I have young daughters and a wife who love Disney movies (long live the USB drive). Watching the Little Mermaid made me think of how that story line was included in Kingdom Hearts and the sequel.
The first game was a rough take on action RPG with a decent challenge level. The systems worked well, if not very well integrated. The mermaid sequence was 100% 3d combat, which was (and is) pretty cool.
The second game went a different route, a fanboy route. That version’s Ariel was a sing along.
So where the first game took a middle path for difficulty and content (enough challenge), the second one bifurcated. Half the game was a cakewalk, the other half an exercise in frustration. Gummy ships, Ariel, the tutorial and a few other spots could have been played by a 4 year old. Most XIII bosses and the Pride Lands (to me) were frustration builders, even for someone who at the time played a lot of games.

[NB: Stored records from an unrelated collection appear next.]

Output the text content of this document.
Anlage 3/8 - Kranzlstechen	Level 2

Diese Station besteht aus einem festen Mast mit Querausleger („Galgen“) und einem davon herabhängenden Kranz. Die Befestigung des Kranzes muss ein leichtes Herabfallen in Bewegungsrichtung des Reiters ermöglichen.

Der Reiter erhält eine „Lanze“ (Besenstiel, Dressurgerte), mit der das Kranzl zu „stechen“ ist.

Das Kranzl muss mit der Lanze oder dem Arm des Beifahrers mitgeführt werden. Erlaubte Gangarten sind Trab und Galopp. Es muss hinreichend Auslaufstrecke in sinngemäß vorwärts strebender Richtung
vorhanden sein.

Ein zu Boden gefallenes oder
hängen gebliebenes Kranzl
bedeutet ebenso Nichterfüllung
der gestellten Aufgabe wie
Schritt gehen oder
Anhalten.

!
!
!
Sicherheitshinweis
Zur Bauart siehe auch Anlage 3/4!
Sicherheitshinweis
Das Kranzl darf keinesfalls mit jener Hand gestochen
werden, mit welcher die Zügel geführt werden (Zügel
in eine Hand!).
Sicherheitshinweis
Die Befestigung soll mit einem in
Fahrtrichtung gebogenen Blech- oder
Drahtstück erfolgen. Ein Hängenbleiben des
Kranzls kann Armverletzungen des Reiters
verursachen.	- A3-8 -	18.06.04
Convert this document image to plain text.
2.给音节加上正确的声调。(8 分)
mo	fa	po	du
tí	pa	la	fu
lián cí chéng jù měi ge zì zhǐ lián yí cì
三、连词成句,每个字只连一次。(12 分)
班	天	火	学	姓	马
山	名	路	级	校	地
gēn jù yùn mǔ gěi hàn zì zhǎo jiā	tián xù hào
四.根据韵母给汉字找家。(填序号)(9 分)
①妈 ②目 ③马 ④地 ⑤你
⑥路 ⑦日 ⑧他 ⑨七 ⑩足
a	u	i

I understand why they did it, some parts were to appeal to other player types. What happened was that the people expecting the easy game reached bosses they simply could not kill, while the people expecting a hard game found very boring spots. Those expecting the challenge of the first game, well they were simply out of luck.
To top it off, the game sold like hotcakes. I would guess only a fraction ever finished the game. Probably why game companies are still using the business model of appealing to multiple player types. Who cares if they finish it or not, as long as they pay you right?